In a video that was recently published by the Cubanacan chain, it has been announced that rooms will be cleaned and disinfected in keeping with guidelines, doing maintenance work with housekeeping. Some sheets, pillows, carpets, dressing gowns and leaflets are being removed. Blankets and robes will be handed out upon request.
Restaurant entrances will have disinfectant readily available and the daily menu will be in clear sight. Tables will be 1.5 m away from each other, and the buffet service will have limited capacity. Room service will be available in every hotel.
During the first phase, service at bars will be banned, but there will be table service. Antibacterial gel or disinfectant will be available in front of elevator entrances, and elevators will have a 50% capacity.
Guests will be given an individual safety kit with mask, gloves, etc.

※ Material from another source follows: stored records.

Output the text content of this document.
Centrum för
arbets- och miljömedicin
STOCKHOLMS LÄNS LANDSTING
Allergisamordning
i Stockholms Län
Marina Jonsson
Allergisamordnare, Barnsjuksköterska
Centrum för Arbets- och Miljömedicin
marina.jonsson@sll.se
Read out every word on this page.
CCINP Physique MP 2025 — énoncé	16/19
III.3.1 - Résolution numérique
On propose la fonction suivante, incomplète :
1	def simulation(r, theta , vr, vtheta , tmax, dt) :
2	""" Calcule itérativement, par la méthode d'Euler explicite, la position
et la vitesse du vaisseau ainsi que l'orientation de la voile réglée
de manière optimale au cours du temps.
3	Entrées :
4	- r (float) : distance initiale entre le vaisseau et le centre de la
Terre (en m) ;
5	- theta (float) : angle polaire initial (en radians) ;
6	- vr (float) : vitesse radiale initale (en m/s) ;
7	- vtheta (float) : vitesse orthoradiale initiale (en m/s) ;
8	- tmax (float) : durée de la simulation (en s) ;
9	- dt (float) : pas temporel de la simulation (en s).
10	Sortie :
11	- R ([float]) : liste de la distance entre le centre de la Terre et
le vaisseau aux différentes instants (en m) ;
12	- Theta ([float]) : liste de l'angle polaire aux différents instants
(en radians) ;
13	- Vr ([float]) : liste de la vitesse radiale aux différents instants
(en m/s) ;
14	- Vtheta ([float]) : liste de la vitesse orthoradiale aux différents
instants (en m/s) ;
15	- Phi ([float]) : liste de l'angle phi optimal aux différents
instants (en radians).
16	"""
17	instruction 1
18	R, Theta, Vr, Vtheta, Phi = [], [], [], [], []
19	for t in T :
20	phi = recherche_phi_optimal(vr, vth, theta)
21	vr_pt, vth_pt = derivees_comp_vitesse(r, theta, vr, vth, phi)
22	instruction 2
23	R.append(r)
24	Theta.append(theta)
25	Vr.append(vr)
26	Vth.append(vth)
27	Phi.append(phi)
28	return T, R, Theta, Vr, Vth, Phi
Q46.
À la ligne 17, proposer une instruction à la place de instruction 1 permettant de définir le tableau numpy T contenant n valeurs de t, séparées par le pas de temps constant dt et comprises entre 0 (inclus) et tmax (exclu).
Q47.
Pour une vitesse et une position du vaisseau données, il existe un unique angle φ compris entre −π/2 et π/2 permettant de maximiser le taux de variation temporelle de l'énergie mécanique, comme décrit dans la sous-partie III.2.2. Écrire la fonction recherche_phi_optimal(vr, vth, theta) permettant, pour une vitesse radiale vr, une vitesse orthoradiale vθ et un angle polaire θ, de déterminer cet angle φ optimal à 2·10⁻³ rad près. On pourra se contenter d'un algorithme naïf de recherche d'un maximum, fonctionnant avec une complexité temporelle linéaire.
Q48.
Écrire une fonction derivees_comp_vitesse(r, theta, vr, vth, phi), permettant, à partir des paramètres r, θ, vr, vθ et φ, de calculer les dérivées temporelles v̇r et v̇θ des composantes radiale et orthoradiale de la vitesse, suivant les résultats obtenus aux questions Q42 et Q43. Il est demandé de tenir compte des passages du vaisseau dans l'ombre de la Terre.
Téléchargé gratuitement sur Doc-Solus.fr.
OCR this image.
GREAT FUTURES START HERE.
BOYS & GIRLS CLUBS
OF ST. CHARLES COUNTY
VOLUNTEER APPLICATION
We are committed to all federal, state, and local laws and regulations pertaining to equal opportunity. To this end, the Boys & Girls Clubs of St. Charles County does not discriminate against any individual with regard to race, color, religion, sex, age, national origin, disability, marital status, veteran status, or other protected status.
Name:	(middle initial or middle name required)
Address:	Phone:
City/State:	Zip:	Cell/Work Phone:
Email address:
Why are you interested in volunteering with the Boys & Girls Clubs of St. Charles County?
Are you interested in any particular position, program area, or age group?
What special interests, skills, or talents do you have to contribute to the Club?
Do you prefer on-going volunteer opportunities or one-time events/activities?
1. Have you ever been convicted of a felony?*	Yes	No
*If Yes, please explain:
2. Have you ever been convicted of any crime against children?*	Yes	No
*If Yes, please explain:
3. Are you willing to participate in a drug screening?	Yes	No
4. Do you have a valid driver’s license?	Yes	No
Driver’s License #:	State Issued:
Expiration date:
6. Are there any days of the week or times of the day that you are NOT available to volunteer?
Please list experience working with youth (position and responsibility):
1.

Manuel Marrero explained on Mesa Redonda that these safety protocols also establish specific regulations for tourism employees.

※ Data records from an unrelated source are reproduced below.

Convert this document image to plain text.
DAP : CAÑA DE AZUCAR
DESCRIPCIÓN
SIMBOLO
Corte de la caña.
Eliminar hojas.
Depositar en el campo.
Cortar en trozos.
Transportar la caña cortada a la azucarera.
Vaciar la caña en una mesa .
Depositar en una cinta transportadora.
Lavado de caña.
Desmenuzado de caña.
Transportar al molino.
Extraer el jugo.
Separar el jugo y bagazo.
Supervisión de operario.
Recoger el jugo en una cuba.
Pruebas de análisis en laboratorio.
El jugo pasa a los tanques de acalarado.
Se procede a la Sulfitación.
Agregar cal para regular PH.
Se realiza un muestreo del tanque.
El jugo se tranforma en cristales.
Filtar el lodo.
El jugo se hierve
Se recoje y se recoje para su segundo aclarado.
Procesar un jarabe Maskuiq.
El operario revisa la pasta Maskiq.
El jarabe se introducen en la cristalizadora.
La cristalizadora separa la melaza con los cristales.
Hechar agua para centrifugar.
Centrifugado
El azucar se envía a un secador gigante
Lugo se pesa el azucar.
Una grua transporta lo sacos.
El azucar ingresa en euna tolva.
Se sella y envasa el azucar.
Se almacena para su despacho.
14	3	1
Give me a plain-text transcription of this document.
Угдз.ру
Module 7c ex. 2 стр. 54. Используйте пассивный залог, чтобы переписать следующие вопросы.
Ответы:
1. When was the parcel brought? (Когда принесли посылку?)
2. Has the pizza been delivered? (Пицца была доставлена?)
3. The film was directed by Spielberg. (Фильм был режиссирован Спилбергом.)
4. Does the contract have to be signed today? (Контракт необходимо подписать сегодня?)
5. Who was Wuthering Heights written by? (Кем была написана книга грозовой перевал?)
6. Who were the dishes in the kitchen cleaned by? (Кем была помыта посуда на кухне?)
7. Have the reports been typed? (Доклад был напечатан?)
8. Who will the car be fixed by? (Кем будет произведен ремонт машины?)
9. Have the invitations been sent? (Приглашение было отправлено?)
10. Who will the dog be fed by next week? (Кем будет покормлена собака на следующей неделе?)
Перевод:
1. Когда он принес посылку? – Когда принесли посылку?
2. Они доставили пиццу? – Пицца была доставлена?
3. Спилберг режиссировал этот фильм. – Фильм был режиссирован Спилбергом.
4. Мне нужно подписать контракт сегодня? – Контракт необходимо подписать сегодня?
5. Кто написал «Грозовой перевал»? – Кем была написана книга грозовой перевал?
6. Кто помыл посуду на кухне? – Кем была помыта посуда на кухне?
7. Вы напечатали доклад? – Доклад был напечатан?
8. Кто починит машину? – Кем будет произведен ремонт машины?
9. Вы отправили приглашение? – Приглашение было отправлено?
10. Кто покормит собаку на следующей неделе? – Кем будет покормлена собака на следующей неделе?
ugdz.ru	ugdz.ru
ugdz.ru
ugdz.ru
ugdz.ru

“All employees will be given a quick test when they enter a hotel and they must wear a mask at all times, as well as other protective gear. They will be given conditions to work seven days straight, and then they will have another 7 days to rest at home. There, they will be monitored and respect quarantine regulations.”

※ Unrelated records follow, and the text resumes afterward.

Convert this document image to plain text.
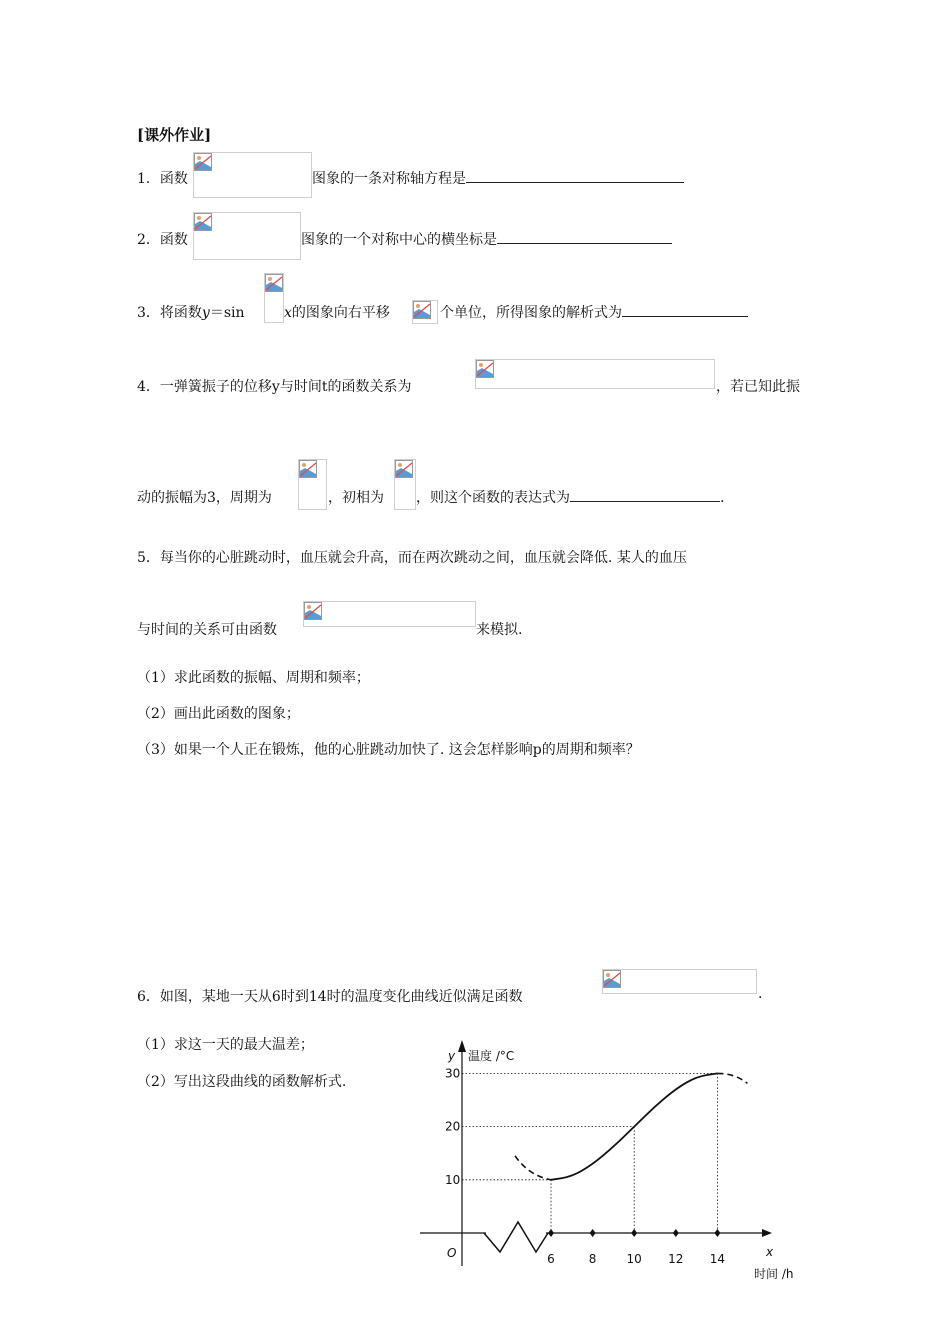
[课外作业]
1．函数	图象的一条对称轴方程是
2．函数	图象的一个对称中心的横坐标是
3．将函数y＝sin	x的图象向右平移	个单位，所得图象的解析式为
4．一弹簧振子的位移y与时间t的函数关系为	，若已知此振
动的振幅为3，周期为	，初相为 ，则这个函数的表达式为	.
5．每当你的心脏跳动时，血压就会升高，而在两次跳动之间，血压就会降低. 某人的血压
与时间的关系可由函数	来模拟.
（1）求此函数的振幅、周期和频率；
（2）画出此函数的图象；
（3）如果一个人正在锻炼，他的心脏跳动加快了. 这会怎样影响p的周期和频率？
6．如图，某地一天从6时到14时的温度变化曲线近似满足函数	.
（1）求这一天的最大温差；
（2）写出这段曲线的函数解析式.
y 温度 /°C
x
时间 /h
O
10
20
30
6	8	10 12 14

The prime minister also announced that air restrictions continue in the country, and commercial flights will be banned for now. Only humanitarian, cargo or medical collaboration planes will be able to land.
However, during these early phases, foreign tourists will be able to fly to international airports in Cayo Coco and Cayo Largo del Sur, on charter flights. He outlined the specific case of Santa Clara international airport, where customers staying in Cayo Santa Maria will be able to fly into.
“Abel Santamaria Airport will open, with strict safety protocols. Upon arrival in Cuba, customers will be transported by bus (with restroom facilities) to prevent them from stopping on the journey. They will be escorted by the police until they reach their hotel destination.”
In terms of baggage, the restriction of only traveling with one suitcase as well as one piece of hand luggage, remains. Once the country enters its third phase of recovery, passengers will be able to carry two suitcases.
“Cuba’s baggage control allowed 5.6 suitcases per person, on average. Many Cubans travel for commercial purposes (which is illegal), and we can’t encourage these practices again,” Marrero Cruz has said.
During this TV appearance, the minister of Economy Alejandro Gil recognized that there has been a “significant decline in tourism revenue” and it was necessary to cut exports linked to the tourism sector.
“We are facing a very complex situation (…), the drop in revenue has been quite sharp,” he admitted.
According to an assessment by economist Pedro Monreal, Cuba’s tourism sector is facing three main challenges: the drop in tourism before the pandemic, an increase in international customers during a limited demand because of the global crisis and the chance for national tourism to give the sector a boost.
Monreal is skeptical about the recovery of the European market “whose potential customers come from six of the most severely affected countries, both in terms of health and finance: Russia, Germany, Italy, France, Spain and the UK.”
“The prospects of extra-continental international travel (both in Europe and Asia) don’t seem to be promising after this summer or the rest of 2020. It is estimated that it will only get back on its feet in 2021, but there is still a great deal of uncertainty.”
The economist highlights the potential of recovering the tourism sector with visitors from the Cuban community abroad, who “haven’t escaped the negative impact of the crisis on their income”, but who have a greater motivation to travel to Cuba than other foreign tourists.
“This isn’t a forecast. It’s just a hypothesis,” he summarized.
Before these measures were revealed, several hotel chains had already begun to promote Cuba as a safe tourist destination.
Even though the first phase of recovery is expected to kick into action in June, no exact date has been released as of yet.